El Princess Carolina viró con suavidad hacia babor y, bajo una lluvia que no amainaba ni daba tregua, enfiló la bahía en la dirección señalada. Según se aproximaba, tanto Vernon como el capitán Griffith y el resto de oficiales a bordo del buque insignia inglés se dieron cuenta de que, aunque hubiera sido su deseo ir más allá de Punta Perico, no habrían podido lograrlo, pues la bahía entera se hallaba repleta de escollos que los españoles habían dejado allí con la intención de entorpecer su avance: Lezo no parecía haber titubeado a la hora de dar fuego a toda nave que se hallara anclada en la bahía.
—Creo que nos estaban esperando… —sonrió un exultante Vernon.
—Deben estar temblando encerrados en sus cubículos —fantaseó, junto a Vernon, el siempre servil Washington. Por alguna razón, el joven parecía no tener en la campaña otra misión que respaldar cada afirmación del almirante.
—Será sencillo tomar la plaza. No suponen ya un peligro para nosotros.
—No le quepa la menor duda de ello, señor. ¿Y cree que podrá permitirme que desembarque al mando de una compañía, señor?
—Ya veremos, muchacho, ya veremos…
De Vernon podía decirse que estaba cegado por las luces del éxito en ciernes, pero no tanto como para acceder a cualquier petición de un oficial con nula experiencia en el campo de batalla. Aquella conquista era cosa hecha y nada ni nadie podría evitarlo, pero, por si acaso, Wentworth seguiría al mando de las tropas terrestres.
Al menos, de momento. Sí, porque si algo le inquietaba a Vernon era la poca eficacia revelada por el general a la hora de tomar el canal de Bocachica. Se había mostrado ansioso como un niño hasta que le permitió desembarcar y, cuando lo hizo, ¿cuál fue su reacción? Pues en lugar de tomar mil hombres, echar abajo la puerta del San Luis y rajar el cuello de todo aquel español que no se rindiera inmediata e incondicionalmente, se había dedicado a perder el tiempo en el manglar. Yendo, viniendo, ordenando, contraordenando. Una pérdida absurda de unos días preciosos que ahora echarían en falta. Esperaba no tener que lamentarse por ello. Esperaba no tener que lamentar el hecho de verse obligado a lanzar el ataque definitivo sobre la plaza bajo aquella lluvia infernal.

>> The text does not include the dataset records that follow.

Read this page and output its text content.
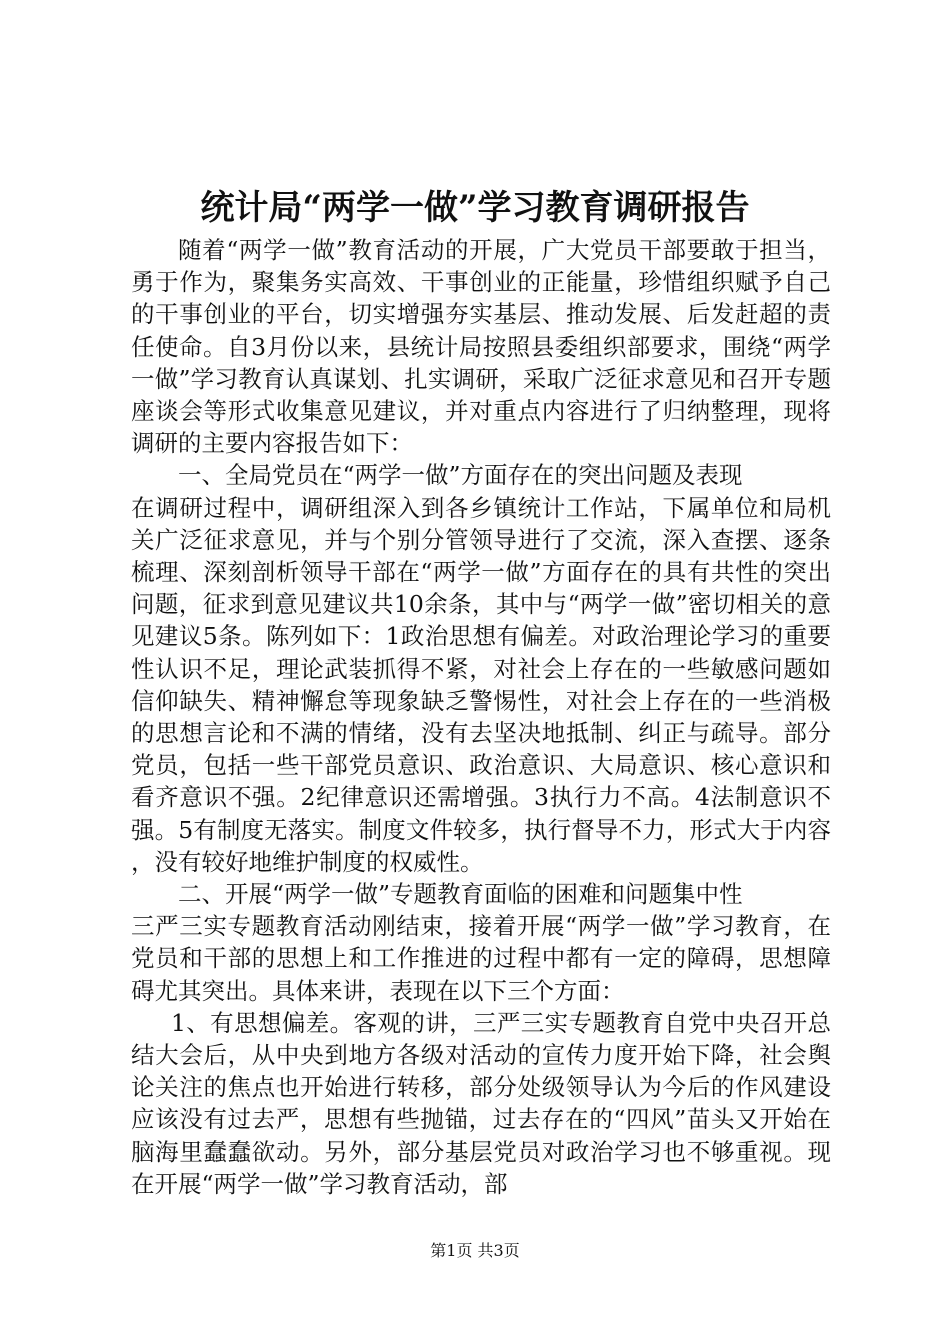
统计局“两学一做”学习教育调研报告

随着“两学一做”教育活动的开展，广大党员干部要敢于担当，勇于作为，聚集务实高效、干事创业的正能量，珍惜组织赋予自己的干事创业的平台，切实增强夯实基层、推动发展、后发赶超的责任使命。自3月份以来，县统计局按照县委组织部要求，围绕“两学一做”学习教育认真谋划、扎实调研，采取广泛征求意见和召开专题座谈会等形式收集意见建议，并对重点内容进行了归纳整理，现将调研的主要内容报告如下：

一、全局党员在“两学一做”方面存在的突出问题及表现

在调研过程中，调研组深入到各乡镇统计工作站，下属单位和局机关广泛征求意见，并与个别分管领导进行了交流，深入查摆、逐条梳理、深刻剖析领导干部在“两学一做”方面存在的具有共性的突出问题，征求到意见建议共10余条，其中与“两学一做”密切相关的意见建议5条。陈列如下：1政治思想有偏差。对政治理论学习的重要性认识不足，理论武装抓得不紧，对社会上存在的一些敏感问题如信仰缺失、精神懈怠等现象缺乏警惕性，对社会上存在的一些消极的思想言论和不满的情绪，没有去坚决地抵制、纠正与疏导。部分党员，包括一些干部党员意识、政治意识、大局意识、核心意识和看齐意识不强。2纪律意识还需增强。3执行力不高。4法制意识不强。5有制度无落实。制度文件较多，执行督导不力，形式大于内容，没有较好地维护制度的权威性。

二、开展“两学一做”专题教育面临的困难和问题集中性

三严三实专题教育活动刚结束，接着开展“两学一做”学习教育，在党员和干部的思想上和工作推进的过程中都有一定的障碍，思想障碍尤其突出。具体来讲，表现在以下三个方面：

1、有思想偏差。客观的讲，三严三实专题教育自党中央召开总结大会后，从中央到地方各级对活动的宣传力度开始下降，社会舆论关注的焦点也开始进行转移，部分处级领导认为今后的作风建设应该没有过去严，思想有些抛锚，过去存在的“四风”苗头又开始在脑海里蠢蠢欲动。另外，部分基层党员对政治学习也不够重视。现在开展“两学一做”学习教育活动，部

第1页 共3页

Pero no merecía la pena perderse en pensamientos funestos. No, ahora había llegado la hora de celebrar la victoria, de alegrarse ya de que, por fin, Cartagena iba a ser suya. Tanto esfuerzo se vería recompensado. De regreso a Londres, todo serían celebraciones en su honor y agasajos bien merecidos. Premios que en justicia merecía pues él y nadie más era el responsable de la mayor gesta protagonizada por Inglaterra en los últimos cien años: la conquista de la puerta de América del Sur y el acceso a la inmensa riqueza que el Imperio español había guardado codiciosamente para sí durante siglos.

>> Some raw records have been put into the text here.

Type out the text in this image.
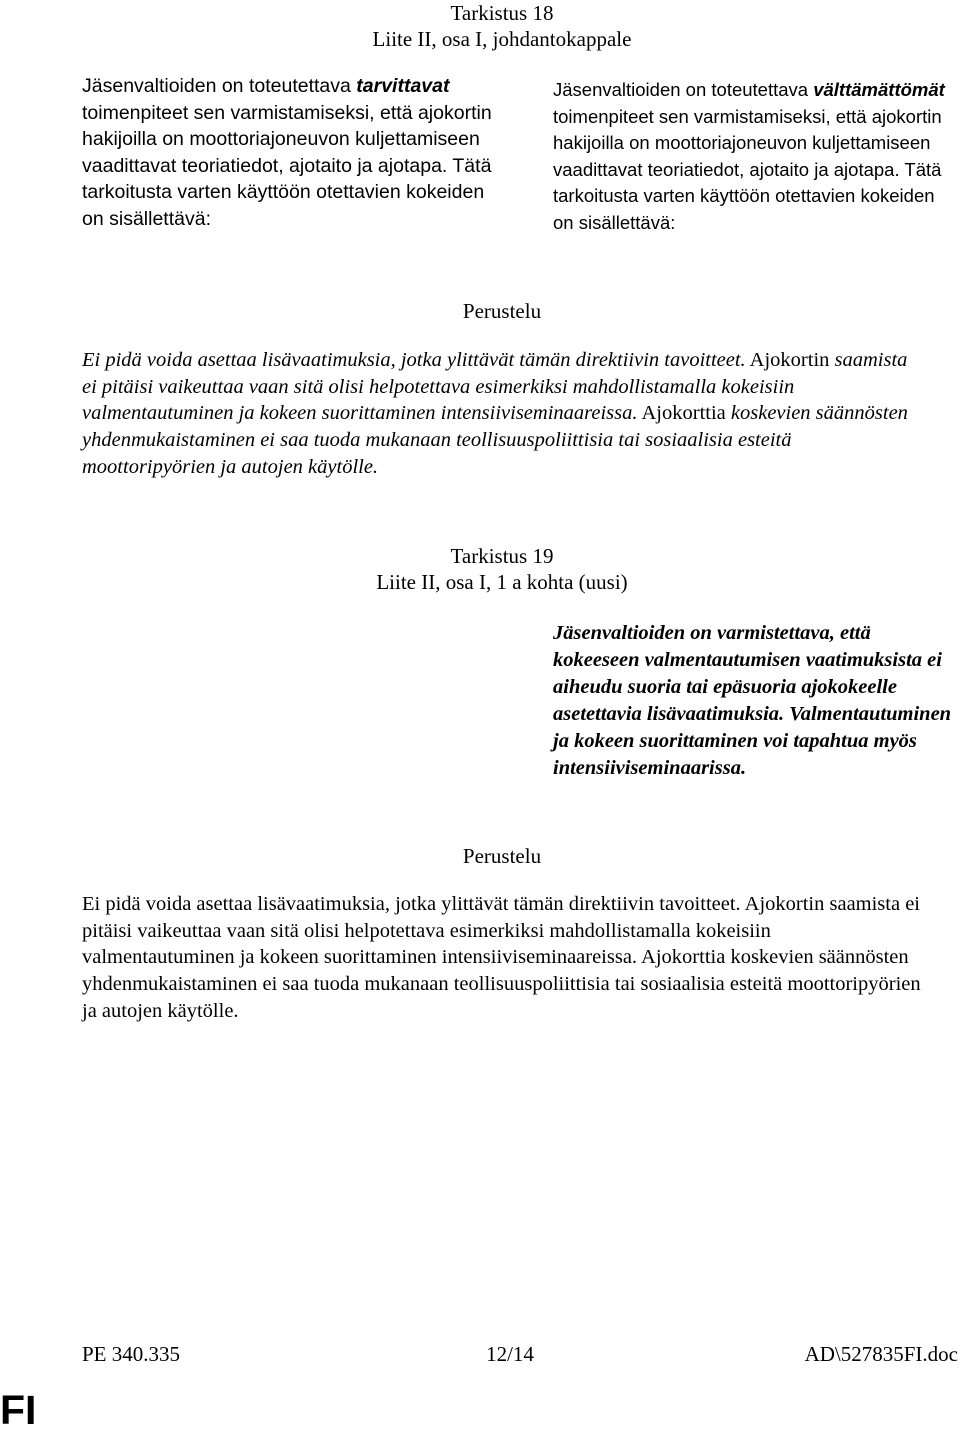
Tarkistus 18
Liite II, osa I, johdantokappale
Jäsenvaltioiden on toteutettava tarvittavat toimenpiteet sen varmistamiseksi, että ajokortin hakijoilla on moottoriajoneuvon kuljettamiseen vaadittavat teoriatiedot, ajotaito ja ajotapa. Tätä tarkoitusta varten käyttöön otettavien kokeiden on sisällettävä:
Jäsenvaltioiden on toteutettava välttämättömät toimenpiteet sen varmistamiseksi, että ajokortin hakijoilla on moottoriajoneuvon kuljettamiseen vaadittavat teoriatiedot, ajotaito ja ajotapa. Tätä tarkoitusta varten käyttöön otettavien kokeiden on sisällettävä:
Perustelu
Ei pidä voida asettaa lisävaatimuksia, jotka ylittävät tämän direktiivin tavoitteet. Ajokortin saamista ei pitäisi vaikeuttaa vaan sitä olisi helpotettava esimerkiksi mahdollistamalla kokeisiin valmentautuminen ja kokeen suorittaminen intensiiviseminaareissa. Ajokorttia koskevien säännösten yhdenmukaistaminen ei saa tuoda mukanaan teollisuuspoliittisia tai sosiaalisia esteitä moottoripyörien ja autojen käytölle.
Tarkistus 19
Liite II, osa I, 1 a kohta (uusi)
Jäsenvaltioiden on varmistettava, että kokeeseen valmentautumisen vaatimuksista ei aiheudu suoria tai epäsuoria ajokokeelle asetettavia lisävaatimuksia. Valmentautuminen ja kokeen suorittaminen voi tapahtua myös intensiiviseminaarissa.
Perustelu
Ei pidä voida asettaa lisävaatimuksia, jotka ylittävät tämän direktiivin tavoitteet. Ajokortin saamista ei pitäisi vaikeuttaa vaan sitä olisi helpotettava esimerkiksi mahdollistamalla kokeisiin valmentautuminen ja kokeen suorittaminen intensiiviseminaareissa. Ajokorttia koskevien säännösten yhdenmukaistaminen ei saa tuoda mukanaan teollisuuspoliittisia tai sosiaalisia esteitä moottoripyörien ja autojen käytölle.
PE 340.335	12/14	AD\527835FI.doc
FI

Llegaba el momento en el que la historia daba un vuelco. Y él, el almirante Vernon, se convertiría en el máximo artífice de todo ello. Él, que con tanto valor, coraje e inteligencia había dirigido a sus generales a través del infortunio para abrir una herida sangrante en el siempre despreciable orgullo español.
Ya sólo quedaba culminar la conquista, apresar al tozudo de Lezo y regresar con él a casa. Cuestión de un par de días. Quizás algo más debido a las lluvias. Pero nada que fuera, en cualquier caso, a prolongarse demasiado. A no ser que Lezo pretendiera morir allí mismo con todos sus hombres. En ese caso, con mucho gusto le correspondería: su fuerza de miles de hombres desembarcados, de cientos de cañones y morteros haciendo fuego desde los cuatro puntos cardinales, le enviaría al infierno. A Lezo, a su medio centenar de soldados y a todo aquel infeliz que se interpusiera entre él y la conquista total de Cartagena.